Worst Jokes Ever
Q: How many dead babies does it take to paint the wall?
A: Depends how hard you throw them.
I have good faith in the glue police. They usually stick to their word.
What happened to the man who made too many bad jokes? He served out a cruel and unusual PUNishment.
Yo mama so ugly that she turned Medusa to stone.
Two fish were in a tank. One turned to the other and asked: "Hey, how do you drive this thing?"
Did you hear about the person who got hit in the head with a soda can?
Good thing it was a "soft" drink!
A mother and her 7 year old child are walking in the grocery store. The young boy then screams to a random woman “you're an ugly bitch.”
The mother grabs her son and says, “I’m so sorry, I must have told him a thousand of times to not judge people on how they look."
How do you turn a duck into a soul singer?
Put him in the microwave until his bill Withers.
What is so similar about a concrete block and a garden?

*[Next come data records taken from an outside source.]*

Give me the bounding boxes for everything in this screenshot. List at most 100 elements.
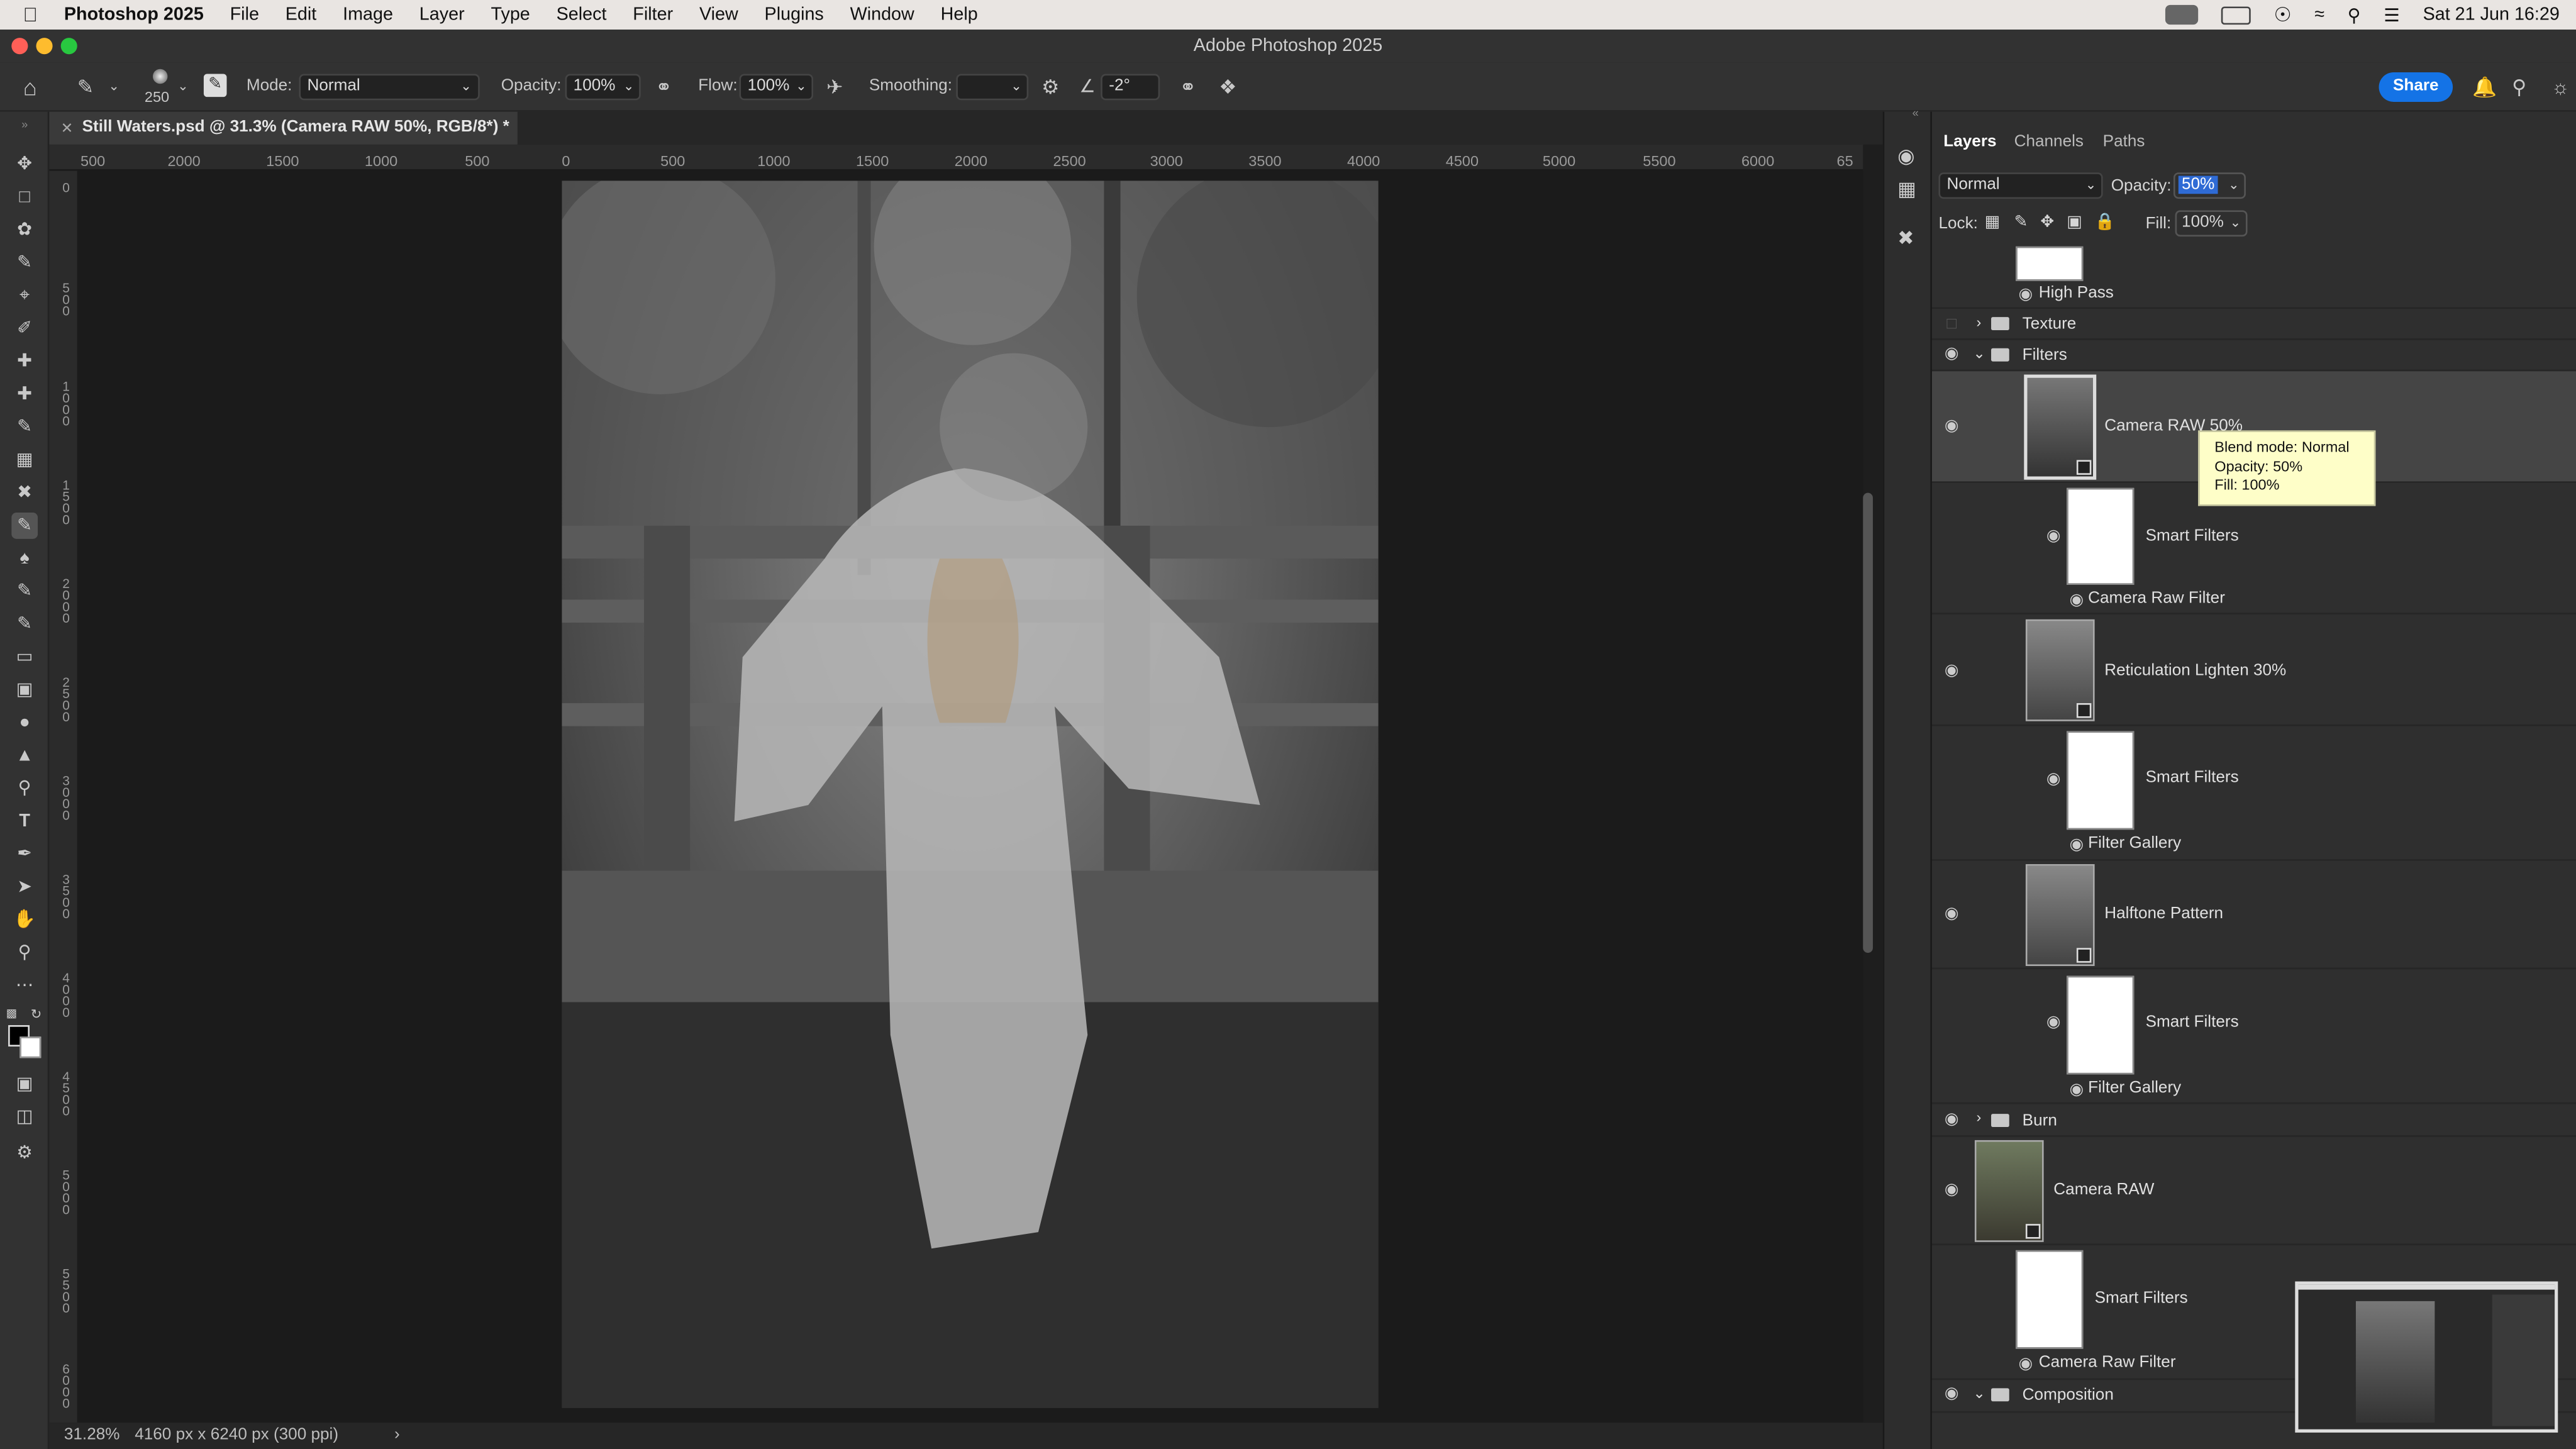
object-selection-tool-icon[interactable]: ✎ — [11, 250, 38, 276]
menu-image[interactable]: Image — [330, 0, 406, 30]
crop-tool-icon[interactable]: ⌖ — [11, 282, 38, 309]
remove-tool-icon[interactable]: ✖ — [11, 480, 38, 506]
filter-visibility-icon[interactable]: ◉ — [2067, 837, 2086, 854]
clone-stamp-tool-icon[interactable]: ♠ — [11, 545, 38, 572]
hand-tool-icon[interactable]: ✋ — [11, 907, 38, 933]
layer-opacity-field[interactable]: 50% ⌄ — [2174, 172, 2246, 199]
menu-extra-icon[interactable] — [2165, 4, 2199, 25]
home-icon[interactable]: ⌂ — [23, 62, 37, 111]
eraser-tool-icon[interactable]: ▭ — [11, 644, 38, 670]
lasso-tool-icon[interactable]: ✿ — [11, 217, 38, 243]
smoothing-settings-gear-icon[interactable]: ⚙ — [1041, 62, 1059, 111]
tab-layers[interactable]: Layers — [1943, 125, 1996, 161]
tool-preset-chevron-icon[interactable]: ⌄ — [108, 62, 119, 111]
default-colors-icon[interactable]: ▩ — [5, 1002, 18, 1020]
visibility-eye-icon[interactable]: ◉ — [1942, 418, 1962, 435]
layer-camera-raw[interactable]: ◉ Camera RAW — [1932, 1137, 2576, 1246]
airbrush-icon[interactable]: ✈ — [826, 62, 843, 111]
filter-visibility-icon[interactable]: ◉ — [2067, 1082, 2086, 1099]
dodge-tool-icon[interactable]: ▲ — [11, 743, 38, 769]
creative-cloud-icon[interactable]: ☉ — [2274, 3, 2292, 26]
brush-settings-icon[interactable]: ✎ — [203, 74, 227, 97]
gradient-tool-icon[interactable]: ▣ — [11, 677, 38, 703]
burn-tool-icon[interactable]: ⚲ — [11, 775, 38, 802]
smoothing-field[interactable]: ⌄ — [956, 74, 1029, 101]
pen-tool-icon[interactable]: ✒ — [11, 841, 38, 867]
document-image[interactable] — [562, 180, 1379, 1408]
navigator-panel-icon[interactable]: ◉ — [1897, 145, 1914, 168]
blur-tool-icon[interactable]: ● — [11, 709, 38, 736]
collapse-chevron-icon[interactable]: ⌄ — [1973, 345, 1985, 364]
histogram-panel-icon[interactable]: ▦ — [1897, 177, 1916, 201]
type-tool-icon[interactable]: T — [11, 808, 38, 835]
apple-icon[interactable]:  — [0, 0, 51, 30]
menu-window[interactable]: Window — [837, 0, 928, 30]
properties-panel-icon[interactable]: ✖ — [1897, 226, 1914, 250]
vertical-ruler[interactable]: 0 5 0 0 1 0 0 0 1 5 0 0 2 0 0 0 2 5 0 0 … — [49, 170, 77, 1423]
group-filters[interactable]: ◉ ⌄ Filters — [1932, 340, 2576, 372]
spotlight-search-icon[interactable]: ⚲ — [2348, 4, 2361, 25]
expand-chevron-icon[interactable]: › — [1977, 1109, 1982, 1125]
menu-filter[interactable]: Filter — [619, 0, 686, 30]
menu-app-name[interactable]: Photoshop 2025 — [51, 0, 217, 30]
collapse-panels-icon[interactable]: « — [1913, 108, 1919, 119]
menu-layer[interactable]: Layer — [406, 0, 478, 30]
tab-channels[interactable]: Channels — [2014, 125, 2084, 161]
quick-mask-icon[interactable]: ▣ — [11, 1071, 38, 1097]
visibility-eye-icon[interactable]: ◉ — [2044, 771, 2063, 789]
menu-type[interactable]: Type — [478, 0, 543, 30]
brush-opacity-field[interactable]: 100% ⌄ — [565, 74, 641, 101]
filter-visibility-icon[interactable]: ◉ — [2067, 592, 2086, 609]
control-center-icon[interactable]: ☰ — [2384, 4, 2400, 25]
lock-transparent-icon[interactable]: ▦ — [1985, 214, 2001, 232]
menu-plugins[interactable]: Plugins — [752, 0, 837, 30]
menu-view[interactable]: View — [686, 0, 752, 30]
zoom-level[interactable]: 31.28% — [64, 1423, 120, 1449]
wifi-icon[interactable]: ≈ — [2314, 5, 2324, 25]
visibility-eye-icon[interactable]: ◉ — [1942, 906, 1962, 923]
visibility-eye-icon[interactable]: ◉ — [1942, 1385, 1962, 1403]
flow-field[interactable]: 100% ⌄ — [739, 74, 814, 101]
more-tools-icon[interactable]: ⋯ — [11, 972, 38, 999]
visibility-eye-icon[interactable]: ◉ — [1942, 346, 1962, 363]
lock-pixels-icon[interactable]: ✎ — [2014, 214, 2028, 232]
group-burn[interactable]: ◉ › Burn — [1932, 1104, 2576, 1137]
notifications-bell-icon[interactable]: 🔔 — [2472, 62, 2497, 111]
move-tool-icon[interactable]: ✥ — [11, 151, 38, 177]
layer-halftone-pattern[interactable]: ◉ Halftone Pattern — [1932, 861, 2576, 970]
menu-clock[interactable]: Sat 21 Jun 16:29 — [2423, 5, 2560, 25]
history-brush-tool-icon[interactable]: ✎ — [11, 579, 38, 605]
spot-healing-tool-icon[interactable]: ✚ — [11, 348, 38, 375]
zoom-tool-icon[interactable]: ⚲ — [11, 940, 38, 966]
group-texture[interactable]: □ › Texture — [1932, 309, 2576, 340]
eyedropper-tool-icon[interactable]: ✐ — [11, 316, 38, 342]
background-color-swatch[interactable] — [19, 1036, 42, 1058]
visibility-eye-icon[interactable]: ◉ — [1942, 1182, 1962, 1199]
discover-lightbulb-icon[interactable]: ☼ — [2551, 62, 2570, 111]
visibility-eye-icon[interactable]: ◉ — [2044, 528, 2063, 545]
content-aware-move-icon[interactable]: ▦ — [11, 447, 38, 474]
symmetry-icon[interactable]: ❖ — [1219, 62, 1236, 111]
status-chevron-icon[interactable]: › — [394, 1423, 400, 1449]
vertical-scrollbar[interactable] — [1863, 492, 1873, 953]
visibility-eye-icon[interactable]: ◉ — [1942, 663, 1962, 680]
menu-select[interactable]: Select — [543, 0, 620, 30]
layer-blend-mode-dropdown[interactable]: Normal ⌄ — [1938, 172, 2103, 199]
zoom-window-button[interactable] — [60, 38, 77, 55]
fill-field[interactable]: 100% ⌄ — [2175, 210, 2248, 237]
mode-dropdown[interactable]: Normal ⌄ — [299, 74, 480, 101]
layer-reticulation[interactable]: ◉ Reticulation Lighten 30% — [1932, 614, 2576, 726]
path-selection-tool-icon[interactable]: ➤ — [11, 874, 38, 901]
healing-brush-tool-icon[interactable]: ✚ — [11, 381, 38, 408]
marquee-tool-icon[interactable]: □ — [11, 184, 38, 211]
mixer-brush-tool-icon[interactable]: ✎ — [11, 611, 38, 638]
visibility-eye-icon[interactable]: ◉ — [2044, 1014, 2063, 1031]
pressure-size-icon[interactable]: ⚭ — [1180, 62, 1196, 111]
display-icon[interactable] — [2221, 6, 2251, 24]
smart-filters-row[interactable]: ◉ Smart Filters ◉ Filter Gallery — [1932, 969, 2576, 1104]
menu-file[interactable]: File — [217, 0, 272, 30]
document-tab[interactable]: ✕ Still Waters.psd @ 31.3% (Camera RAW 5… — [49, 111, 518, 145]
horizontal-ruler[interactable]: 500 2000 1500 1000 500 0 500 1000 1500 2… — [49, 144, 1863, 171]
menu-edit[interactable]: Edit — [272, 0, 330, 30]
screen-mode-icon[interactable]: ◫ — [11, 1104, 38, 1130]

They both make vegetables.
Whenever you wanna roast an orphan, say "yo mamma".
How do bees 🐝 get to school?
They ride the school buzz!
I don't get why people don't like my abortion jokes. Do they have a stick up their ass? Wait, that's the other hole.
What’s the difference between an onion and a photo of a dead relative? Nothing, they both make you cry when you look at it.
How do you get a baby into a small bowl?
A blender.
How do you get it out? Tostito chips.
It was not a hijack, it was Stephen Hawking.
What's the difference between a baby and a watermelon?
One is fun to hit with a sledgehammer, the other is just a watermelon.
What does Michael Jackson say when he stubs his toe?
Ow!
What’s the difference between prison and concentration camps?
At least you don’t die when you shower.
Six out of seven dwarfs aren’t Happy.
If you were a vegetable, you would be a cute-cumber.